Repetition offers certainty, predictability and familiarity, as a young child knows what’s coming next which is empowering to them. They enjoy singing the words and they enjoy the bouncy rhythm & they learn about cadence, rhyme & vocabulary.
Parents build memories that last a life time with their child, as well as bonding naturally with them in a relaxing and fun way singing or saying nursery rhymes together.
They develop a child’s motor skills for example with the actions to Incy Wincy Spider and their muscle strength.
They learn a love of reading as nursery rhymes open the door to a love of books. Nursery rhymes are also the perfect first stories for a young child as they are short in length so perfect for short attention spans.
Toddlers learn social skills and join in with their peers having fun with language. Nursery rhymes are often sung as a group activity, so your baby or child begins to feel part of a social circle that enjoys singing or reciting together. This will help your child connect to other children.

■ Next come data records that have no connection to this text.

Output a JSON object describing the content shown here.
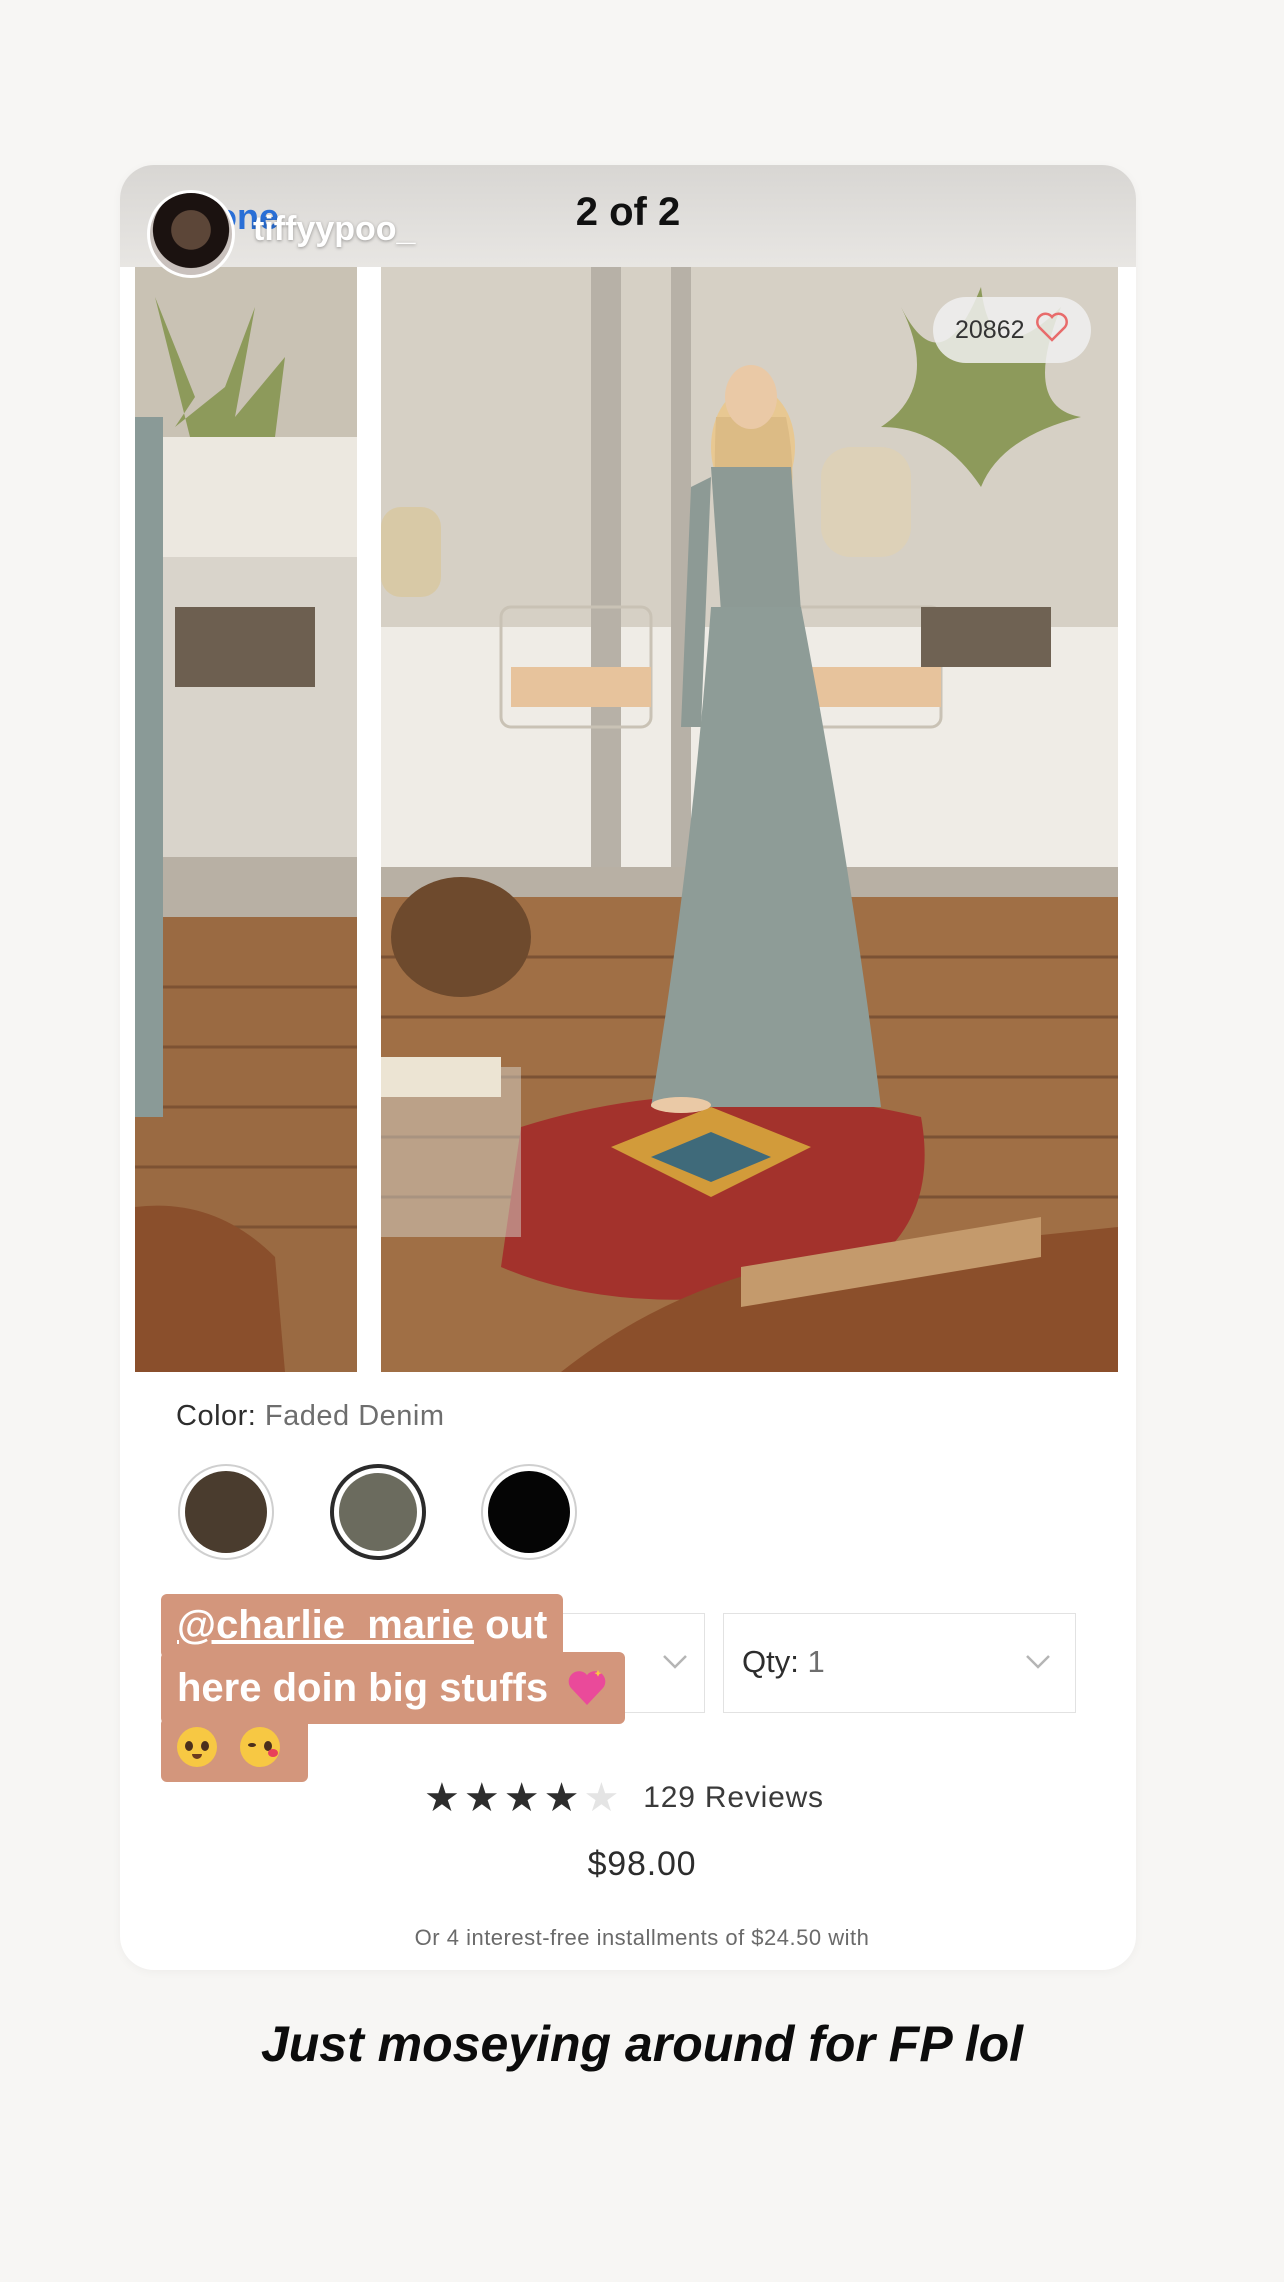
{
  "story": {
    "counter": "2 of 2",
    "ghost_text": "one",
    "username": "tiffyypoo_",
    "caption": "Just moseying around for FP lol"
  },
  "product": {
    "likes": "20862",
    "color_label": "Color:",
    "color_value": "Faded Denim",
    "swatches": [
      {
        "color": "#4a3c2e"
      },
      {
        "color": "#6b6b5e"
      },
      {
        "color": "#050505"
      }
    ],
    "qty_label": "Qty:",
    "qty_value": "1",
    "rating": 4,
    "reviews": "129 Reviews",
    "price": "$98.00",
    "installments": "Or 4 interest-free installments of $24.50 with"
  },
  "sticker": {
    "mention": "@charlie_marie",
    "line1_rest": "out",
    "line2": "here doin big stuffs"
  },
  "colors": {
    "sticker_bg": "#d3967c",
    "like_heart": "#e86b6b",
    "background": "#f7f6f4"
  },
  "icons": [
    "heart-icon",
    "chevron-down-icon",
    "star-icon",
    "sparkling-heart-emoji",
    "pleading-face-emoji",
    "kissing-face-emoji"
  ]
}
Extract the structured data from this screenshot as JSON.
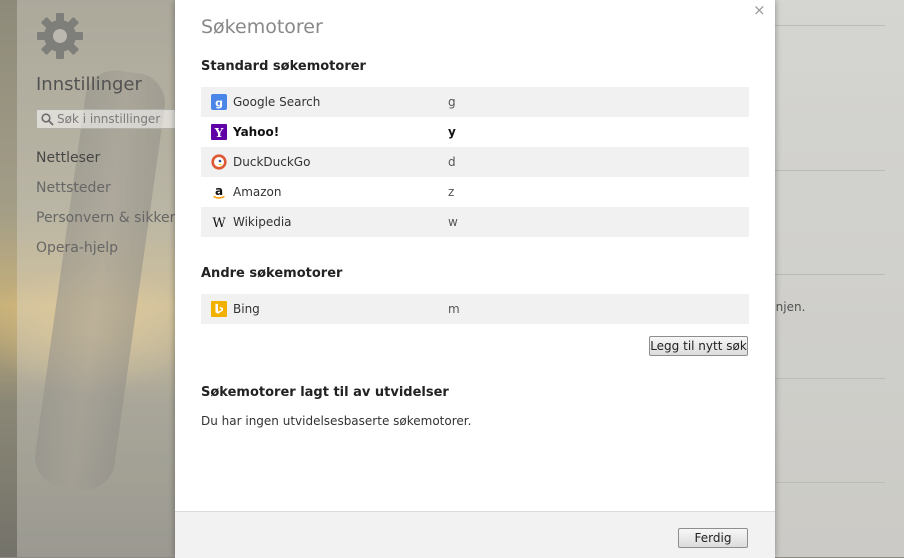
{
  "sidebar": {
    "title": "Innstillinger",
    "search_placeholder": "Søk i innstillinger",
    "nav": [
      "Nettleser",
      "Nettsteder",
      "Personvern & sikkerhet",
      "Opera-hjelp"
    ]
  },
  "background": {
    "right_text": "linjen."
  },
  "dialog": {
    "title": "Søkemotorer",
    "close_label": "×",
    "standard_heading": "Standard søkemotorer",
    "standard_engines": [
      {
        "name": "Google Search",
        "keyword": "g",
        "icon": "google-icon"
      },
      {
        "name": "Yahoo!",
        "keyword": "y",
        "icon": "yahoo-icon",
        "default": true
      },
      {
        "name": "DuckDuckGo",
        "keyword": "d",
        "icon": "duckduckgo-icon"
      },
      {
        "name": "Amazon",
        "keyword": "z",
        "icon": "amazon-icon"
      },
      {
        "name": "Wikipedia",
        "keyword": "w",
        "icon": "wikipedia-icon"
      }
    ],
    "other_heading": "Andre søkemotorer",
    "other_engines": [
      {
        "name": "Bing",
        "keyword": "m",
        "icon": "bing-icon"
      }
    ],
    "add_button": "Legg til nytt søk",
    "extensions_heading": "Søkemotorer lagt til av utvidelser",
    "extensions_note": "Du har ingen utvidelsesbaserte søkemotorer.",
    "done_button": "Ferdig"
  },
  "colors": {
    "google": "#4a86e8",
    "yahoo": "#5f01a6",
    "bing": "#f2b100",
    "duckduckgo": "#de5833"
  }
}
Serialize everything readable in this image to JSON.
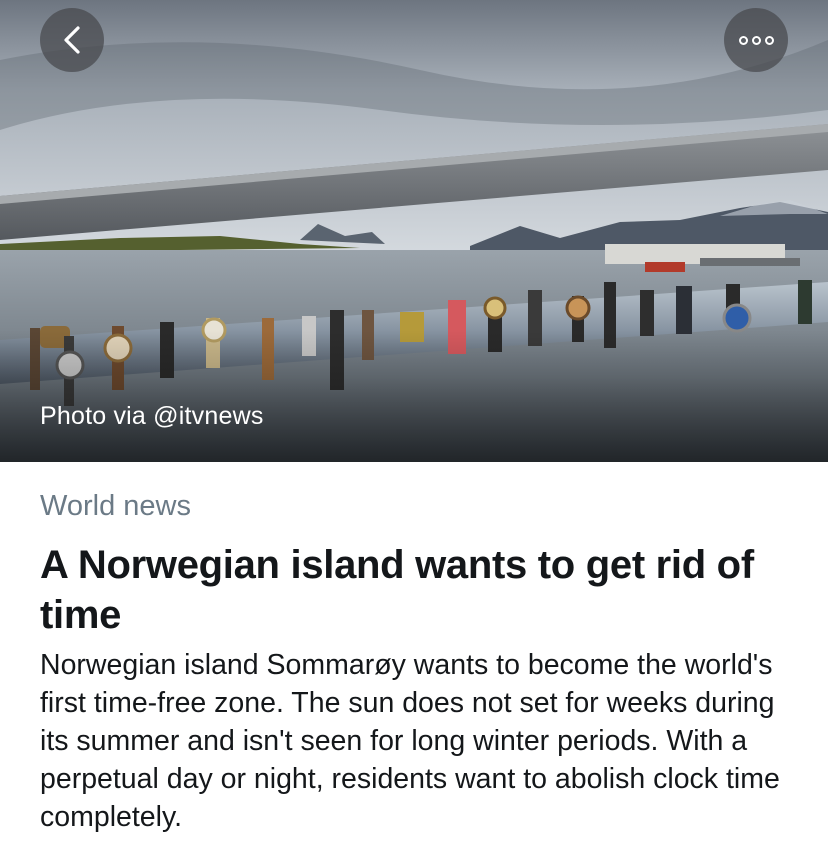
{
  "hero": {
    "caption": "Photo via @itvnews",
    "back_icon": "chevron-left-icon",
    "more_icon": "more-dots-icon"
  },
  "article": {
    "category": "World news",
    "headline": "A Norwegian island wants to get rid of time",
    "summary": "Norwegian island Sommarøy wants to become the world's first time-free zone. The sun does not set for weeks during its summer and isn't seen for long winter periods. With a perpetual day or night, residents want to abolish clock time completely."
  },
  "colors": {
    "category": "#6b7a86",
    "text": "#14171a",
    "button_bg": "#46484c"
  }
}
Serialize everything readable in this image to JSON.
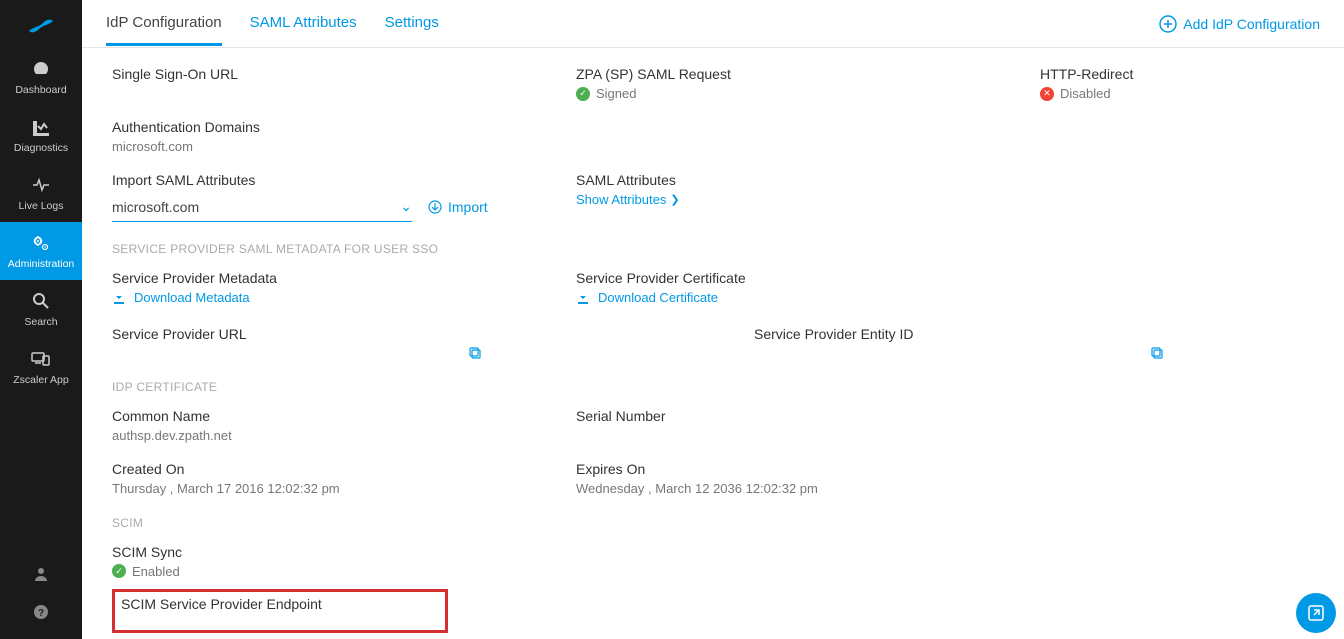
{
  "sidebar": {
    "items": [
      {
        "label": "Dashboard"
      },
      {
        "label": "Diagnostics"
      },
      {
        "label": "Live Logs"
      },
      {
        "label": "Administration"
      },
      {
        "label": "Search"
      },
      {
        "label": "Zscaler App"
      }
    ]
  },
  "tabs": {
    "idp": "IdP Configuration",
    "saml": "SAML Attributes",
    "settings": "Settings"
  },
  "topbar": {
    "add_label": "Add IdP Configuration"
  },
  "sso": {
    "url_label": "Single Sign-On URL",
    "saml_request_label": "ZPA (SP) SAML Request",
    "saml_request_status": "Signed",
    "http_redirect_label": "HTTP-Redirect",
    "http_redirect_status": "Disabled"
  },
  "auth_domains": {
    "label": "Authentication Domains",
    "value": "microsoft.com"
  },
  "import_saml": {
    "label": "Import SAML Attributes",
    "selected": "microsoft.com",
    "import_action": "Import"
  },
  "saml_attrs": {
    "label": "SAML Attributes",
    "show": "Show Attributes"
  },
  "sp_metadata_section": "SERVICE PROVIDER SAML METADATA FOR USER SSO",
  "sp_metadata": {
    "label": "Service Provider Metadata",
    "download": "Download Metadata"
  },
  "sp_cert": {
    "label": "Service Provider Certificate",
    "download": "Download Certificate"
  },
  "sp_url": {
    "label": "Service Provider URL"
  },
  "sp_entity": {
    "label": "Service Provider Entity ID"
  },
  "idp_cert_section": "IdP CERTIFICATE",
  "common_name": {
    "label": "Common Name",
    "value": "authsp.dev.zpath.net"
  },
  "serial_number": {
    "label": "Serial Number"
  },
  "created_on": {
    "label": "Created On",
    "value": "Thursday , March 17 2016 12:02:32 pm"
  },
  "expires_on": {
    "label": "Expires On",
    "value": "Wednesday , March 12 2036 12:02:32 pm"
  },
  "scim_section": "SCIM",
  "scim_sync": {
    "label": "SCIM Sync",
    "status": "Enabled"
  },
  "scim_endpoint": {
    "label": "SCIM Service Provider Endpoint"
  }
}
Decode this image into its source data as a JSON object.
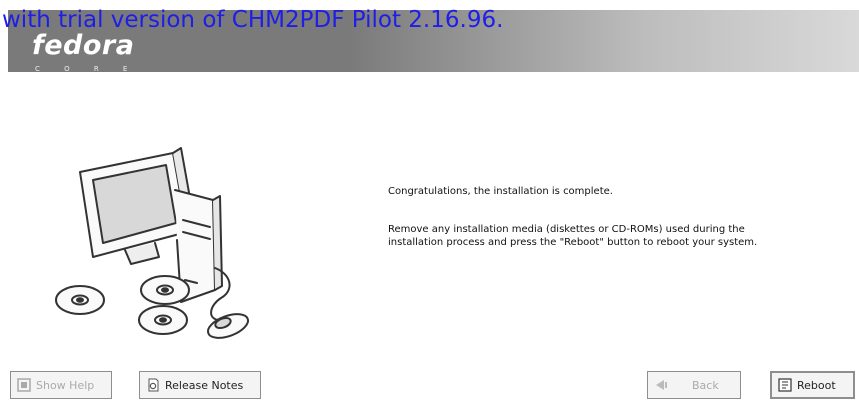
{
  "watermark": "with trial version of CHM2PDF Pilot 2.16.96.",
  "header": {
    "logo_text": "fedora",
    "logo_subtext": "C O R E"
  },
  "illustration": {
    "icon": "computer-with-discs-icon"
  },
  "message": {
    "line1": "Congratulations, the installation is complete.",
    "line2": "Remove any installation media (diskettes or CD-ROMs) used during the installation process and press the \"Reboot\" button to reboot your system."
  },
  "buttons": {
    "show_help": {
      "label": "Show Help",
      "icon": "help-icon",
      "disabled": true
    },
    "release_notes": {
      "label": "Release Notes",
      "icon": "notes-icon",
      "disabled": false
    },
    "back": {
      "label": "Back",
      "icon": "back-arrow-icon",
      "disabled": true
    },
    "reboot": {
      "label": "Reboot",
      "icon": "reboot-icon",
      "disabled": false
    }
  }
}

Lots of studies show that ‘Rhymers’ become better readers because the wider your child’s vocabulary the better they do at school because of their better grasp of language. When rhythm and movement are combined, your child’s brain is very stimulated and your child is likely to remember both the movement and the rhyme more efficiently and effectively.
Children who enjoy nursey rhymes have better concentration, listening skills & comprehension skills because the secret to a child’s success is in the interaction between you and your child.
Children who sing nursery rhymes are also tapping into tradition.
Why is singing nursery rhymes and songs important:
- Children learn new words
- They develop their non-verbal communications skills
- They learn early maths skills
- They understand how words are formed
- They enable a child to copy actions
- They boost a child’s language, communication and literacy skills
- They help develop your child’s social, skills
- Your child learn s about different beats and rhythms
- Nursery Rhymes provide the opportunity for children to value language and become confident learners.
- They also create a close relationship between you and your child,
So have fun singing & acting out nursery rhymes and songs as this will be infectious to your children. Just relax – don’t fret about whether you have a good singing voice – just enjoy this special time in your child’s life.